The new material you add is subject to copyright, provided that additional material, standing on its own is an expression of an original idea or thought, not a minor revision or change. The copyright in a derivative work covers only the additions, changes, or other new material appearing for the first time in the work, but the copyright in the derivative work will not extend to the public domain material, and the use of the public domain material in a derivative work remains free for anyone else to use.
And be careful: as noted, you can copy the original public domain material the derivative work is based on, but not any new material someone else has added. For example, if someone else wrote a screenplay based upon Mark Twain’s Huckleberry Finn, you could copy the novel but not the new dialog and scenes. The new material would be under that person’s copyright.

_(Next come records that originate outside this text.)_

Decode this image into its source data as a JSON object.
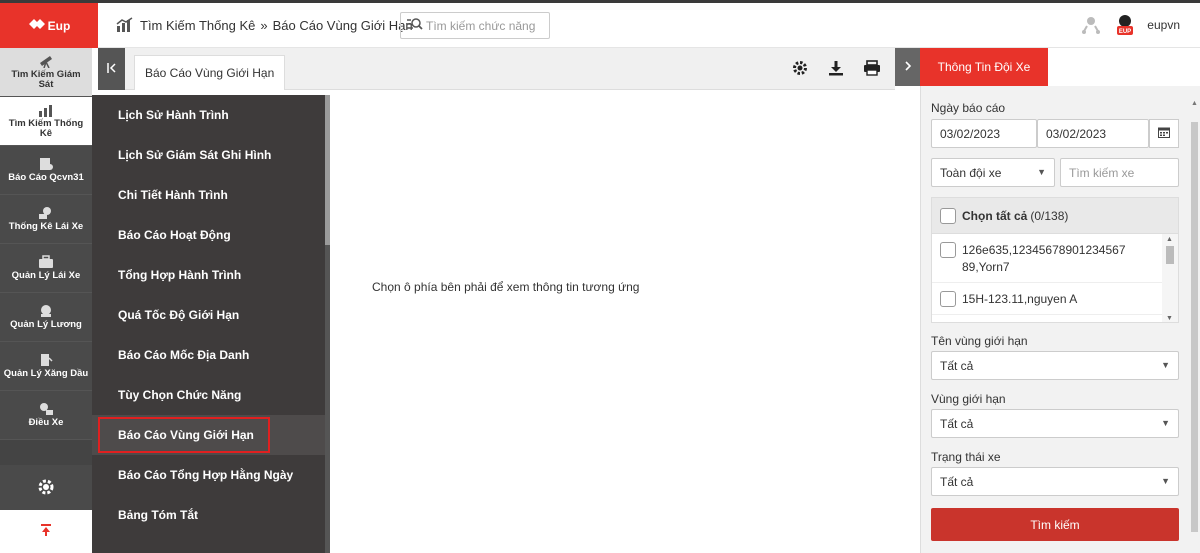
{
  "app": {
    "logo_text": "Eup",
    "brand_color": "#e8332a"
  },
  "header": {
    "breadcrumb": [
      "Tìm Kiếm Thống Kê",
      "Báo Cáo Vùng Giới Hạn"
    ],
    "breadcrumb_sep": "»",
    "search_placeholder": "Tìm kiếm chức năng",
    "username": "eupvn"
  },
  "iconbar": [
    {
      "label": "Tìm Kiếm Giám Sát",
      "icon": "telescope-icon"
    },
    {
      "label": "Tìm Kiếm Thống Kê",
      "icon": "chart-icon"
    },
    {
      "label": "Báo Cáo Qcvn31",
      "icon": "report-car-icon"
    },
    {
      "label": "Thống Kê Lái Xe",
      "icon": "driver-stats-icon"
    },
    {
      "label": "Quản Lý Lái Xe",
      "icon": "briefcase-icon"
    },
    {
      "label": "Quản Lý Lương",
      "icon": "salary-icon"
    },
    {
      "label": "Quản Lý Xăng Dầu",
      "icon": "fuel-icon"
    },
    {
      "label": "Điều Xe",
      "icon": "dispatch-icon"
    }
  ],
  "submenu": {
    "items": [
      "Lịch Sử Hành Trình",
      "Lịch Sử Giám Sát Ghi Hình",
      "Chi Tiết Hành Trình",
      "Báo Cáo Hoạt Động",
      "Tổng Hợp Hành Trình",
      "Quá Tốc Độ Giới Hạn",
      "Báo Cáo Mốc Địa Danh",
      "Tùy Chọn Chức Năng",
      "Báo Cáo Vùng Giới Hạn",
      "Báo Cáo Tổng Hợp Hằng Ngày",
      "Bảng Tóm Tắt"
    ],
    "selected_index": 8
  },
  "tabs": {
    "active": "Báo Cáo Vùng Giới Hạn"
  },
  "main": {
    "message": "Chọn ô phía bên phải để xem thông tin tương ứng"
  },
  "right_panel": {
    "title": "Thông Tin Đội Xe",
    "date_label": "Ngày báo cáo",
    "date_from": "03/02/2023",
    "date_to": "03/02/2023",
    "fleet_select": "Toàn đội xe",
    "vehicle_search_placeholder": "Tìm kiếm xe",
    "select_all_label": "Chọn tất cả",
    "select_all_count": "(0/138)",
    "vehicles": [
      "126e635,12345678901234567 89,Yorn7",
      "15H-123.11,nguyen A"
    ],
    "zone_name_label": "Tên vùng giới hạn",
    "zone_name_value": "Tất cả",
    "zone_label": "Vùng giới hạn",
    "zone_value": "Tất cả",
    "status_label": "Trạng thái xe",
    "status_value": "Tất cả",
    "search_button": "Tìm kiếm"
  }
}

This question is especially timely because under the terms of the “Sonny Bono” copyright legislation, enacted in 1998, many wonderful books originally published in 1923 fell into the public domain on January 1, 2019. Wikipedia’s editors have compiled a very nice list of books published in 1923 at https://bit.ly/2VqUhFg. These books now are in the public domain:
- Willa Cather – A Lost Lady
- Agatha Christie – The Murder on the Links
- Joseph Conrad – The Rover
- Kahlil Gibran – The Prophet
- Ernest Hemingway – Three Stories and Ten Poems
- Hermann Hesse – Demian (first English-language edition)
- Aldous Huxley – Antic Hay
- H. Lawrence
- Kangaroo
- The Fox, The Captain’s Doll, The Ladybird: Three Novellas
- Katherine Mansfield – The Doves’ Nest and Other Stories (short stories, published posthumously)
- Liam O’Flaherty – Thy Neighbour’s Wife
- Marcel Proust – The Prisoner
- Dorothy L. Sayers – Whose Body?
- Alexei Tolstoy – Aelita
- Jules Verne (died 1905) (first English-language editions)
- The Castaways of the Flag
- The Lighthouse at the End of the World (largely attributed to Michel Verne)
- G. Wells – Men Like Gods
- Edith Wharton – A Son at the Front
- William Carlos Williams – The Great American Novel
- G. Wodehouse
- The Inimitable Jeeves
- Leave It to Psmith
- Virginia Woolf – “Mrs Dalloway in Bond Street”
- Also Works by Jane Austen, Jorge Luis Borges, Mikhail Bulgakov, Winston Churchill, G.K. Chesterton, Joseph Conrad, Zane Grey, and Edgar Rice Burroughs.